Özdemir warnt vor "Machthaber" Erdogan

Baha Güngör glaubt, dass Erdogan mit seiner derzeitigen Strategie wohl nur kurzfristige Ziele verfolge: Der Kampf gegen die PKK sei nur Mittel zum Zweck, um Neuwahlen zu provozieren. Bislang konnte in der Türkei nach der Parlamentswahl am 7. Juli keine neue Regierung gebildet werden. Durch das überraschend starke Ergebnis der kurdischen HDP (13 Prozent) hatte die AKP ihre absolute Mehrheit verloren.

Auch der Grünen-Vorsitzende Cem Özdemir (Link: http://www.welt.de/themen/cem-oezdemir/) ist überzeugt, dass Erdogans erneuter Krieg gegen die PKK nur ein Ziel habe: "Bei den angestrebten Neuwahlen seine Wahlniederlage rückgängig zu machen und die HDP wieder aus dem Parlament zu drängen." Zugleich verurteilt Özdemir die Anschläge gegen Polizisten und Soldaten. Auch, weil die PKK damit jene Sympathien, die sich die gemäßigte kurdische HDP mit ihrem Vorsitzenden Selahattin Demirtas im bürgerlichen Milieu im Westen der Türkei aufgebaut hatte, gefährde.

Demirtas hatte in einem Interview der türkischen Website "Radikal" gesagt, seine Partei distanziere sich von der Gewalt der PKK: "Niemand darf sterben." Trotzdem wurden die Kurden allgemein von Erdogan dafür verantwortlich gemacht.

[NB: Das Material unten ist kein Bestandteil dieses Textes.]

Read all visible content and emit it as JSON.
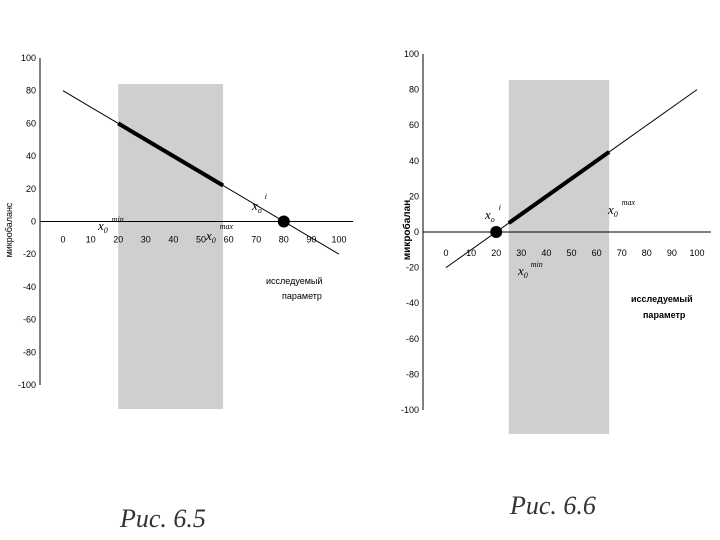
{
  "charts": [
    {
      "caption": "Рис. 6.5",
      "ylabel": "микробаланс",
      "xlabel_lines": [
        "исследуемый",
        "параметр"
      ],
      "marker_labels": {
        "xmin_base": "x",
        "xmin_sub": "0",
        "xmin_sup": "min",
        "xmax_base": "x",
        "xmax_sub": "0",
        "xmax_sup": "max",
        "xi_base": "x",
        "xi_sub": "o",
        "xi_sup": "i"
      }
    },
    {
      "caption": "Рис. 6.6",
      "ylabel": "микробалан",
      "xlabel_lines": [
        "исследуемый",
        "параметр"
      ],
      "marker_labels": {
        "xmin_base": "x",
        "xmin_sub": "0",
        "xmin_sup": "min",
        "xmax_base": "x",
        "xmax_sub": "0",
        "xmax_sup": "max",
        "xi_base": "x",
        "xi_sub": "o",
        "xi_sup": "i"
      }
    }
  ],
  "chart_data": [
    {
      "type": "line",
      "xlim": [
        0,
        100
      ],
      "ylim": [
        -100,
        100
      ],
      "x_ticks": [
        0,
        10,
        20,
        30,
        40,
        50,
        60,
        70,
        80,
        90,
        100
      ],
      "y_ticks": [
        100,
        80,
        60,
        40,
        20,
        0,
        -20,
        -40,
        -60,
        -80,
        -100
      ],
      "line": {
        "x": [
          0,
          100
        ],
        "y": [
          80,
          -20
        ]
      },
      "highlight_segment": {
        "x": [
          20,
          58
        ],
        "y": [
          60,
          22
        ]
      },
      "band_x": [
        20,
        58
      ],
      "root_point": {
        "x": 80,
        "y": 0
      },
      "grid": false,
      "colors": {
        "band": "#cfcfcf",
        "line": "#000000"
      }
    },
    {
      "type": "line",
      "xlim": [
        0,
        100
      ],
      "ylim": [
        -100,
        100
      ],
      "x_ticks": [
        0,
        10,
        20,
        30,
        40,
        50,
        60,
        70,
        80,
        90,
        100
      ],
      "y_ticks": [
        100,
        80,
        60,
        40,
        20,
        0,
        -20,
        -40,
        -60,
        -80,
        -100
      ],
      "line": {
        "x": [
          0,
          100
        ],
        "y": [
          -20,
          80
        ]
      },
      "highlight_segment": {
        "x": [
          25,
          65
        ],
        "y": [
          5,
          45
        ]
      },
      "band_x": [
        25,
        65
      ],
      "root_point": {
        "x": 20,
        "y": 0
      },
      "grid": false,
      "colors": {
        "band": "#cfcfcf",
        "line": "#000000"
      }
    }
  ]
}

Auch für Serdar Yüksel (SPD), Landtagsabgeordneter in Nordrhein-Westfalen mit Wurzeln im türkischen Dersim, ist die PKK für die jüngsten Entwicklungen maßgeblich mitverantwortlich. "Die PKK muss die Verantwortlichen der letzten Anschläge sofort an den türkischen Staat ausliefern, um den Friedensprozess nicht weiterhin zu gefährden." Laut Yüksel hat die Türkei eine historische Gelegenheit verpasst, mit den Kurden einen Schulterschluss gegen den IS einzugehen.

Warnung vor türkisch-kurdischen Konflikten in Deutschland

In der Tat wäre eine Koalition zwischen den kurdischen Peschmerga-Kämpfern und der türkischen Armee ein effizienter Weg, gegen die Terroristen vorzugehen. Gleichzeitig würde es den Friedensprozess auf eine neue Basis stellen.

Auch Grünen-Chef Özdemir würde im Kampf gegen den IS eine Koalition zwischen den Kurden und Türken begrüßen. Was man im Krieg gegen die Islamisten nicht brauche, betonte Özdemir mit Blick auf Erdogan, sei "ein Machthaber, der aus machtpolitischem Kalkül das eigene Land an den Rand eines Krieges an zwei Fronten" führe.

Der Grünen-Politiker warnte zudem: Eskaliere der Konflikt in der Türkei, könnte das Spannungen zwischen Türken und Kurden in Deutschland weiter verschärfen. Sozialdemokrat Yüksel sieht das ähnlich: "Erdogan vergiftet durch sein Freund-Feind-Denken die Atmosphäre in Deutschland nachhaltig."